Casa Tapaus Destilados carries a Pearl 2 Star Prestige rating for 2025 from EP Club, a marker that places it in the upper tier of Mendoza producers tracked by the platform. Contact details and booking arrangements are not currently listed in the EP Club database; reaching out directly through the property's address on Ruta Provincial N°15 km 22, or through local Luján de Cuyo visitor networks, is the practical path for arranging a visit.
Frequently Asked Questions
- What is the atmosphere like at Casa Tapaus Destilados?
- The property sits on the Perdriel stretch of Ruta Provincial N°15 in Luján de Cuyo, a sub-region whose character is defined by stony alluvial soils, vine-dense roadsides, and the kind of working-estate quietness that distinguishes it from Mendoza's more visitor-heavy winery districts. The address holds a Pearl 2 Star Prestige rating from EP Club for 2025. Specific pricing and operational format are not currently available in the EP Club database.
- What wines and spirits is Casa Tapaus Destilados known for?

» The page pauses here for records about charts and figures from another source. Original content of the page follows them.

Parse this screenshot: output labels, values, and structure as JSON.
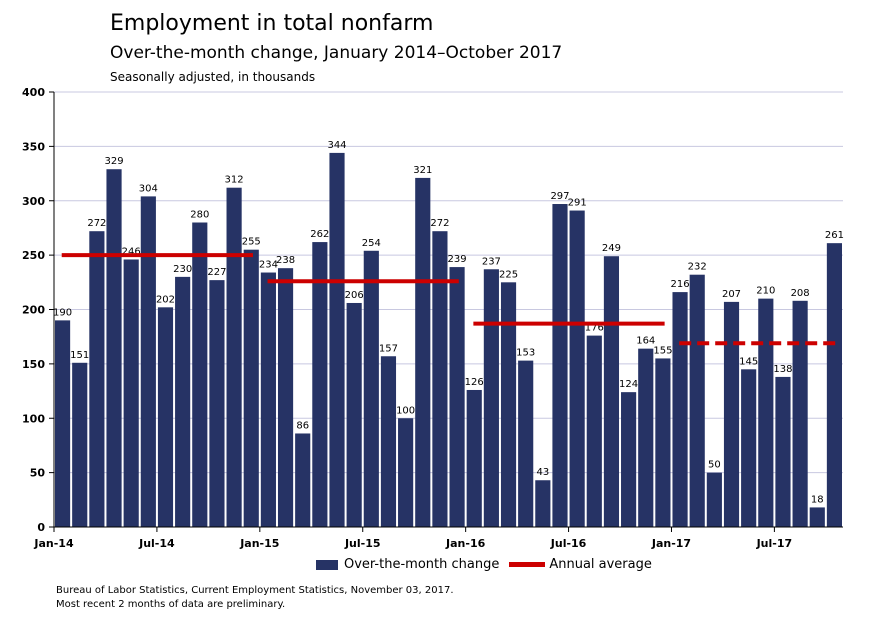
{
  "chart_data": {
    "type": "bar",
    "title": "Employment in total nonfarm",
    "subtitle": "Over-the-month change, January 2014–October 2017",
    "units": "Seasonally adjusted, in thousands",
    "ylim": [
      0,
      400
    ],
    "yticks": [
      0,
      50,
      100,
      150,
      200,
      250,
      300,
      350,
      400
    ],
    "xtick_labels": [
      {
        "index": 0,
        "label": "Jan-14"
      },
      {
        "index": 6,
        "label": "Jul-14"
      },
      {
        "index": 12,
        "label": "Jan-15"
      },
      {
        "index": 18,
        "label": "Jul-15"
      },
      {
        "index": 24,
        "label": "Jan-16"
      },
      {
        "index": 30,
        "label": "Jul-16"
      },
      {
        "index": 36,
        "label": "Jan-17"
      },
      {
        "index": 42,
        "label": "Jul-17"
      }
    ],
    "values": [
      190,
      151,
      272,
      329,
      246,
      304,
      202,
      230,
      280,
      227,
      312,
      255,
      234,
      238,
      86,
      262,
      344,
      206,
      254,
      157,
      100,
      321,
      272,
      239,
      126,
      237,
      225,
      153,
      43,
      297,
      291,
      176,
      249,
      124,
      164,
      155,
      216,
      232,
      50,
      207,
      145,
      210,
      138,
      208,
      18,
      261
    ],
    "annual_averages": [
      {
        "start": 0,
        "end": 11,
        "value": 250,
        "dashed": false
      },
      {
        "start": 12,
        "end": 23,
        "value": 226,
        "dashed": false
      },
      {
        "start": 24,
        "end": 35,
        "value": 187,
        "dashed": false
      },
      {
        "start": 36,
        "end": 45,
        "value": 169,
        "dashed": true
      }
    ],
    "series": [
      {
        "name": "Over-the-month change",
        "color": "#263365"
      },
      {
        "name": "Annual average",
        "color": "#cc0000"
      }
    ],
    "grid": true
  },
  "legend": {
    "bar_label": "Over-the-month change",
    "line_label": "Annual average"
  },
  "source": {
    "line1": "Bureau of Labor Statistics, Current Employment Statistics, November 03, 2017.",
    "line2": "Most recent 2 months of data are preliminary."
  }
}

- The property name places distillate production at the centre of its identity, situating it within a growing cohort of Luján de Cuyo producers who treat the still as a primary rather than secondary production environment. The Perdriel sub-region's appellation history is grounded in Malbec, so the raw material context is well established. The winemaker and specific production details are not currently listed in the EP Club database. EP Club's Pearl 2 Star Prestige award for 2025 confirms the property's standing in the regional premium tier.

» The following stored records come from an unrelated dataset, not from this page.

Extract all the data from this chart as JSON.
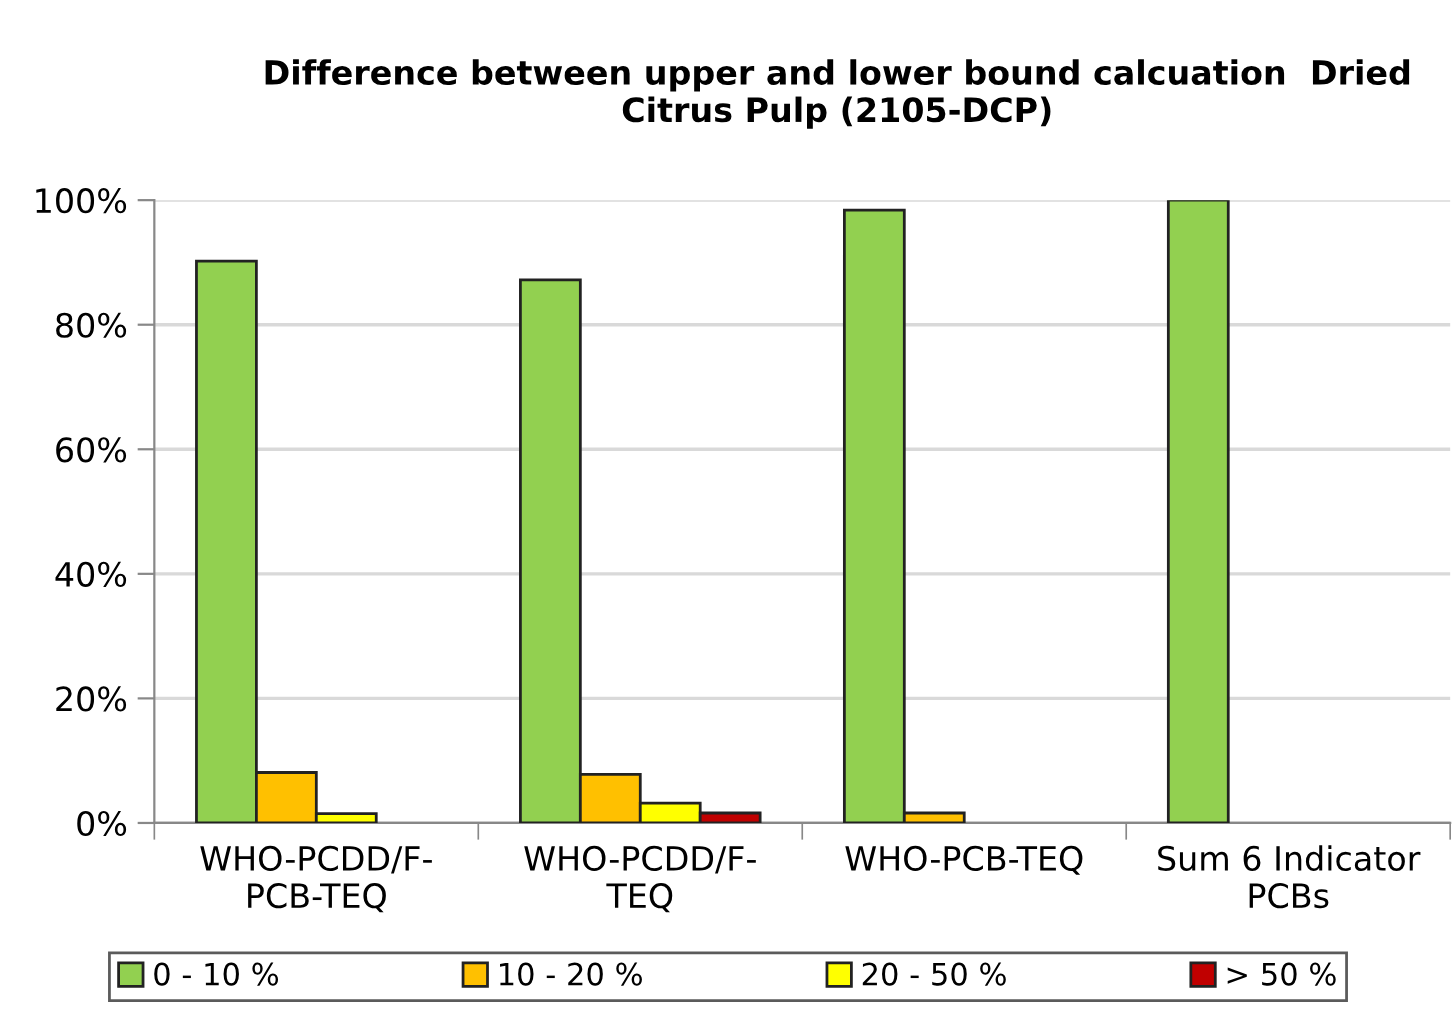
{
  "chart_data": {
    "type": "bar",
    "title": "Difference between upper and lower bound calcuation  Dried Citrus Pulp (2105-DCP)",
    "categories": [
      "WHO-PCDD/F-\nPCB-TEQ",
      "WHO-PCDD/F-\nTEQ",
      "WHO-PCB-TEQ",
      "Sum 6 Indicator\nPCBs"
    ],
    "series": [
      {
        "name": "0 - 10 %",
        "color": "#92d050",
        "values": [
          90.2,
          87.2,
          98.4,
          100
        ]
      },
      {
        "name": "10 - 20 %",
        "color": "#ffc000",
        "values": [
          8.1,
          7.8,
          1.6,
          null
        ]
      },
      {
        "name": "20 - 50 %",
        "color": "#ffff00",
        "values": [
          1.5,
          3.2,
          null,
          null
        ]
      },
      {
        "name": "> 50 %",
        "color": "#c00000",
        "values": [
          null,
          1.6,
          null,
          null
        ]
      }
    ],
    "ylim": [
      0,
      100
    ],
    "yticks": [
      {
        "value": 0,
        "label": "0%"
      },
      {
        "value": 20,
        "label": "20%"
      },
      {
        "value": 40,
        "label": "40%"
      },
      {
        "value": 60,
        "label": "60%"
      },
      {
        "value": 80,
        "label": "80%"
      },
      {
        "value": 100,
        "label": "100%"
      }
    ],
    "grid": "y",
    "legend": "bottom"
  }
}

- What is the defining characteristic of Casa Tapaus Destilados?
- The combination of a serious distillate focus with a Luján de Cuyo appellation address is the property's clearest differentiator within Mendoza's premium producer set. Operating at kilometre 22 of Ruta Provincial N°15 in Perdriel, and carrying a Pearl 2 Star Prestige recognition for 2025, it sits at the intersection of the region's established viticulture credibility and a more recent shift toward high-intention spirits production. Pricing and format details are not currently available in the EP Club database.
- What is the leading way to book Casa Tapaus Destilados?

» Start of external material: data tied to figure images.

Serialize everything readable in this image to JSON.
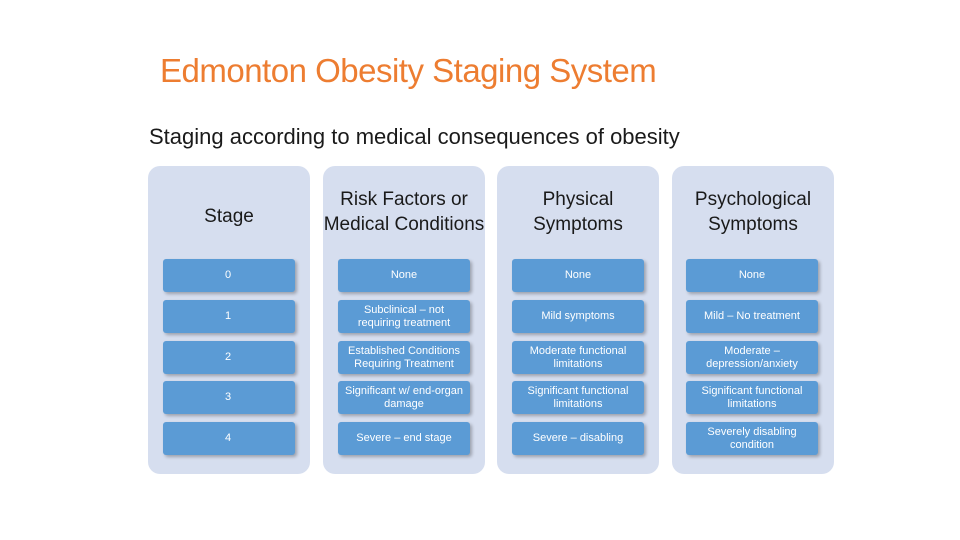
{
  "title": "Edmonton Obesity Staging System",
  "subtitle": "Staging according to medical consequences of obesity",
  "columns": [
    {
      "header": "Stage",
      "cells": [
        "0",
        "1",
        "2",
        "3",
        "4"
      ]
    },
    {
      "header": "Risk Factors or Medical Conditions",
      "cells": [
        "None",
        "Subclinical – not requiring treatment",
        "Established Conditions Requiring Treatment",
        "Significant w/ end-organ damage",
        "Severe – end stage"
      ]
    },
    {
      "header": "Physical Symptoms",
      "cells": [
        "None",
        "Mild symptoms",
        "Moderate functional limitations",
        "Significant functional limitations",
        "Severe – disabling"
      ]
    },
    {
      "header": "Psychological Symptoms",
      "cells": [
        "None",
        "Mild – No treatment",
        "Moderate – depression/anxiety",
        "Significant functional limitations",
        "Severely disabling condition"
      ]
    }
  ],
  "colors": {
    "title": "#ED7D31",
    "column_background": "#D6DEEF",
    "cell_fill": "#5B9BD5",
    "cell_text": "#FFFFFF"
  }
}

- A website and direct phone number are not currently listed in the EP Club database for this property. The most reliable approach is to contact the estate directly at its Perdriel address, or to work through a Luján de Cuyo-based tour operator or concierge service with established relationships in the appellation. EP Club will update contact and booking information as it becomes available. The property's Pearl 2 Star Prestige rating for 2025 places it in a tier where advance planning is advisable.
Peer Set Snapshot
These are the closest comparables we have in our database for quick context.
| Venue | Awards | Notes |
|---|---|---|
| Casa Tapaus Destilados | Pearl 2 Star Prestige | This venue |
| Bodega Kaiken | 50 Best Vineyards #36 (2025); Pearl 2 Star Prestige | |
| Bodega Navarro Correas | Pearl 2 Star Prestige | |
| Bodega Riccitelli | 50 Best Vineyards #29 (2025); Pearl 2 Star Prestige | |
| Bodegas CARO | Pearl 2 Star Prestige | |
| Destilería Flipá | Pearl 1 Star Prestige |
Access the Cellar?
Our members enjoy exclusive access to private tastings and priority allocations from the world's most sought-after producers.
Get Exclusive AccessThe shortlist, unlocked.
Hard-to-book tables, cellar releases, and concierge-planned trips.